A China está prestes a realizar uma das maiores reviravoltas em sua política monetária digital.
Segundo fontes da Reuters, o país avalia permitir o uso de stablecoins lastreadas em yuan, com foco em ampliar o alcance internacional da moeda chinesa.
A proposta será discutida na Cúpula da Organização de Cooperação de Xangai (SCO), em Tianjin, e pode marcar o fim da postura restritiva adotada desde 2021. Dessa forma, Pequim busca reduzir a dependência global do dólar e fortalecer sua influência financeira na Ásia e além.
Estratégia da China para internacionalizar o yuan com stablecoins
A iniciativa surge como resposta ao avanço dos Estados Unidos na regulamentação de stablecoins. Assim sendo, o Conselho de Estado chinês deve revisar um roteiro que inclui pilotos em Hong Kong e Xangai, além de diretrizes regulatórias e metas de uso.
Em consequência, o yuan poderá competir diretamente com o dólar em liquidações comerciais e pagamentos transfronteiriços.
Hong Kong e Xangai como centros de testes
Hong Kong já lançou sua legislação de stablecoins em agosto de 2025. Sendo assim, a cidade se posiciona como laboratório para a implementação da moeda digital chinesa.
Igualmente, Xangai está construindo um centro internacional para operações com yuan digital, o que reforça seu papel estratégico na expansão da nova política.
Reversão da política de proibição
Em setembro de 2021, a China proibiu o comércio e a mineração de criptomoedas. No entanto, a nova proposta representa uma mudança radical.
Por conta disso, analistas consideram a medida como a maior reversão regulatória desde então. Inclusive, exportadores chineses já utilizam stablecoins em dólar em larga escala, o que evidencia a necessidade de alternativas locais.
Objetivos econômicos e geopolíticos da China com stablecoins
Além de fortalecer o yuan, a China busca reduzir a hegemonia do dólar nas transações digitais.
Isso levou à criação de um plano que inclui metas de uso global, controle de riscos e responsabilidades regulatórias. Como resultado, o país pretende ampliar sua presença nos mercados internacionais e consolidar o yuan como moeda de reserva.
Metas da nova política
- Expandir o uso do yuan em pagamentos internacionais.
- Reduzir a dependência de moedas estrangeiras em transações digitais.
- Estabelecer diretrizes claras para emissão e uso de stablecoins.
- Fortalecer a posição da China como potência financeira global.
Dados que sustentam a mudança
Segundo o relatório RMB Tracker da Swift, o yuan ocupa a sexta posição nos pagamentos globais, com apenas 2,9% de participação.
Em contraste, o dólar representa 47,19% do volume.

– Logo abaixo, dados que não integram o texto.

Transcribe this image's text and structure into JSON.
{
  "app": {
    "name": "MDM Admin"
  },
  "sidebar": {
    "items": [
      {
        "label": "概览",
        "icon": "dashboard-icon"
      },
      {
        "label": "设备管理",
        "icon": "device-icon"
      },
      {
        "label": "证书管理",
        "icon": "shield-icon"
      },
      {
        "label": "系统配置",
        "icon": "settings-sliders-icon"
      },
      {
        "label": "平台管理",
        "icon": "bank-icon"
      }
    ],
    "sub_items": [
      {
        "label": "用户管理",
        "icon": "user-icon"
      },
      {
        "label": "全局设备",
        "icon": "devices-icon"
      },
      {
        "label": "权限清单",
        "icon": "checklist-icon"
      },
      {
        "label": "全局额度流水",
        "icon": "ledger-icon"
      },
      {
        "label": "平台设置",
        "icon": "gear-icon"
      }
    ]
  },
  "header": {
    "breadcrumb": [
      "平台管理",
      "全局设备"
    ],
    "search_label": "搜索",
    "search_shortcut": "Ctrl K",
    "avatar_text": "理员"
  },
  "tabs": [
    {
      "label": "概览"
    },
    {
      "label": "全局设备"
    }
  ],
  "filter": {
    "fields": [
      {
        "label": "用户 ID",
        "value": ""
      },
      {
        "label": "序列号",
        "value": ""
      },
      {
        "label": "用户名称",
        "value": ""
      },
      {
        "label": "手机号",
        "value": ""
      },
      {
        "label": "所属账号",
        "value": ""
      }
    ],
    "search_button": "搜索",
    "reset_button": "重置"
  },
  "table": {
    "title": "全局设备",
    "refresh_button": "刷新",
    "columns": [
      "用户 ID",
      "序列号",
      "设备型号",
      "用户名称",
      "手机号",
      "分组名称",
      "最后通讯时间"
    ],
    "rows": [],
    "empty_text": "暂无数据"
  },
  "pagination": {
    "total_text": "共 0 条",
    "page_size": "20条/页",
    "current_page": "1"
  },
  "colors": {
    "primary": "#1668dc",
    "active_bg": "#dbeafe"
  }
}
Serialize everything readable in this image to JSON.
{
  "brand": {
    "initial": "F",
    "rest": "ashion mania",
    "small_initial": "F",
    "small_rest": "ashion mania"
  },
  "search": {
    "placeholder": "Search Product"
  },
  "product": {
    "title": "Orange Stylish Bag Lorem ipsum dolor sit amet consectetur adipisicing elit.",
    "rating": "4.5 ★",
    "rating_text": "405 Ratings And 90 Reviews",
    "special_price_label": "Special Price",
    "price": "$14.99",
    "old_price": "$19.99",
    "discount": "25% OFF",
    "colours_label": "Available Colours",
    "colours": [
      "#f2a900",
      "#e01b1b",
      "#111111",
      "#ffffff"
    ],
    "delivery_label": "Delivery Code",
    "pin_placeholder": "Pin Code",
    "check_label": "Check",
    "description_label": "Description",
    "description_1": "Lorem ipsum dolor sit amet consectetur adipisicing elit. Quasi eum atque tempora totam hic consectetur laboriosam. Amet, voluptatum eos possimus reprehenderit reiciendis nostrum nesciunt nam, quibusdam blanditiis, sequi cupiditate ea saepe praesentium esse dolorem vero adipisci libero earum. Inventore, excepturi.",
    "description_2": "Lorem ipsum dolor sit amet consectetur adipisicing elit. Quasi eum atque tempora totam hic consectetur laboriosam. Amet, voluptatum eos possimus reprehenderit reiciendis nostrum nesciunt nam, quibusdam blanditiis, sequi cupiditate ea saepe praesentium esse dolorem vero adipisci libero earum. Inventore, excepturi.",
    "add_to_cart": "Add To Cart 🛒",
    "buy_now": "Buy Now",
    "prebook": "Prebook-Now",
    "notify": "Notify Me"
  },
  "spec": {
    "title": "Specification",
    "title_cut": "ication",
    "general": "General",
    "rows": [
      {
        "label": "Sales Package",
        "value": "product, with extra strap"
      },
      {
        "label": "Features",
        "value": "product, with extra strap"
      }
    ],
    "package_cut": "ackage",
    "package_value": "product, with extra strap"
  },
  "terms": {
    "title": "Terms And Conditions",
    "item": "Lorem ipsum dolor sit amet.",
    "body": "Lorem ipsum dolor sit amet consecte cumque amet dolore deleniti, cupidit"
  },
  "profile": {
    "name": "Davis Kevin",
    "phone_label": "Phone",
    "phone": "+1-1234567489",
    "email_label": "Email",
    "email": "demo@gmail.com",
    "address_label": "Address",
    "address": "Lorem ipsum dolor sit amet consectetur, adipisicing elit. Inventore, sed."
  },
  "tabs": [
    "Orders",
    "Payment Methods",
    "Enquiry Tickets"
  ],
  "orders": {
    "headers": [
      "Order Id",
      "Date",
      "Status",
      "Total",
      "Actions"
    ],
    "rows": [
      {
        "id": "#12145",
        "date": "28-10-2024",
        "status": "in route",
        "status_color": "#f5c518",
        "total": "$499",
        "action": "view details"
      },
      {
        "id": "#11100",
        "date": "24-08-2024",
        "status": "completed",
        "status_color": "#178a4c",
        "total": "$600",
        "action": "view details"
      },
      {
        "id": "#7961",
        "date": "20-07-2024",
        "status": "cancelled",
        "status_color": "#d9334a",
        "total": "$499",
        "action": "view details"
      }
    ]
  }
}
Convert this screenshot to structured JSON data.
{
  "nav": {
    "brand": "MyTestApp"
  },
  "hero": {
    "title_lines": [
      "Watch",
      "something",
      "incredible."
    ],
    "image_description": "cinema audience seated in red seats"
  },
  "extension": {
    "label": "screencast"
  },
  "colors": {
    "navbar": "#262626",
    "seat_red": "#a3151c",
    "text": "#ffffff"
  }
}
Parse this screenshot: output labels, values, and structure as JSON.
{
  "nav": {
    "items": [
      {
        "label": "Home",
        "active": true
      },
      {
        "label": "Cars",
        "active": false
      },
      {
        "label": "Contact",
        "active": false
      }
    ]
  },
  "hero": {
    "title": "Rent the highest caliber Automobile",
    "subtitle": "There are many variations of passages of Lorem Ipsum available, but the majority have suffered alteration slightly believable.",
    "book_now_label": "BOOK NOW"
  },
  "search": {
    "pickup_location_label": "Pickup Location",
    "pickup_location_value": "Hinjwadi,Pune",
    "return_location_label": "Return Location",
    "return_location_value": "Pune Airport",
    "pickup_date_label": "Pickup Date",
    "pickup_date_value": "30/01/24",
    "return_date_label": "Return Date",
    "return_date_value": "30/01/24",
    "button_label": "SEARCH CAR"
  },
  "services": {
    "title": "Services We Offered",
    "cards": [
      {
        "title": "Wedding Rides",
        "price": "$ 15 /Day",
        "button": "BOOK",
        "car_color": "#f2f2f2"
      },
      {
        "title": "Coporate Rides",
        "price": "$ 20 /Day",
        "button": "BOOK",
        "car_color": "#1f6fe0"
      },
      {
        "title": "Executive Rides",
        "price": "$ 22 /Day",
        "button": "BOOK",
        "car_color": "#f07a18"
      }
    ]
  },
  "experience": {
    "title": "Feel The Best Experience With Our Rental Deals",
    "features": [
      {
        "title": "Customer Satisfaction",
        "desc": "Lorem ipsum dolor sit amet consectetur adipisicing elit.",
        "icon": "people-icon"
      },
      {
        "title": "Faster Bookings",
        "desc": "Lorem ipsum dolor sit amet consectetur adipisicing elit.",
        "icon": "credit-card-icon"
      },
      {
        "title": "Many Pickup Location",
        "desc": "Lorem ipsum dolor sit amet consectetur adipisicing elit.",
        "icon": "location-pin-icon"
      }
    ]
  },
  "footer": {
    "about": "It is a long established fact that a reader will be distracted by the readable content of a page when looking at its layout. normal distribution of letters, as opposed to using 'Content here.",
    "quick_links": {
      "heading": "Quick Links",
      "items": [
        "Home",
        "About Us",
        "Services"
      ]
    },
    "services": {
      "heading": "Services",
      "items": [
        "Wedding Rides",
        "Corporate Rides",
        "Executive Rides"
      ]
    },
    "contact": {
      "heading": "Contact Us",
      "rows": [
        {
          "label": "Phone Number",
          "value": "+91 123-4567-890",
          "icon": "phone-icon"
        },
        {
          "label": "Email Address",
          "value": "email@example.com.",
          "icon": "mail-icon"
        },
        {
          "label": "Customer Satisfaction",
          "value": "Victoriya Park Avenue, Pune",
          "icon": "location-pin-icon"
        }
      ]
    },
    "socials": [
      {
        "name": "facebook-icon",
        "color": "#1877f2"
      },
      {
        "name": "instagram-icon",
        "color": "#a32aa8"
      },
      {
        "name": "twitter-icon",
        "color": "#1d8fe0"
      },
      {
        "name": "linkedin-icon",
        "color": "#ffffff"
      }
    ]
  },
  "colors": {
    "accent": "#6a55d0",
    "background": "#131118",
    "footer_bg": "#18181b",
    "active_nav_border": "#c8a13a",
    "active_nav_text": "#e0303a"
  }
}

Devido a esse fator, a China vê nas stablecoins uma oportunidade de reverter esse cenário e ampliar sua relevância monetária.
Implicações para o mercado global de criptomoedas
A entrada da China no mercado de stablecoins pode alterar profundamente o equilíbrio de forças no setor.
Então, países como Japão e Coreia do Sul, que também desenvolvem tokens lastreados em moedas fiduciárias, devem acompanhar de perto os desdobramentos. Em resumo, a decisão chinesa pode redefinir o papel das stablecoins no comércio internacional.
Expectativas e próximos passos
- A Cúpula da SCO será palco das discussões finais sobre o plano.
- Se aprovado, o roteiro será implementado em fases, começando por Hong Kong.
- A China deve anunciar metas de uso e critérios regulatórios até o fim de 2025.
- Participantes do mercado aguardam detalhes sobre limites de aplicação e integração com o yuan digital.
Por fim, destaca-se que a China não apenas reconsidera sua posição sobre ativos digitais, mas também redefine sua estratégia monetária global. Dessa forma, o uso de stablecoins lastreadas em yuan pode se tornar um divisor de águas na disputa pela liderança financeira internacional.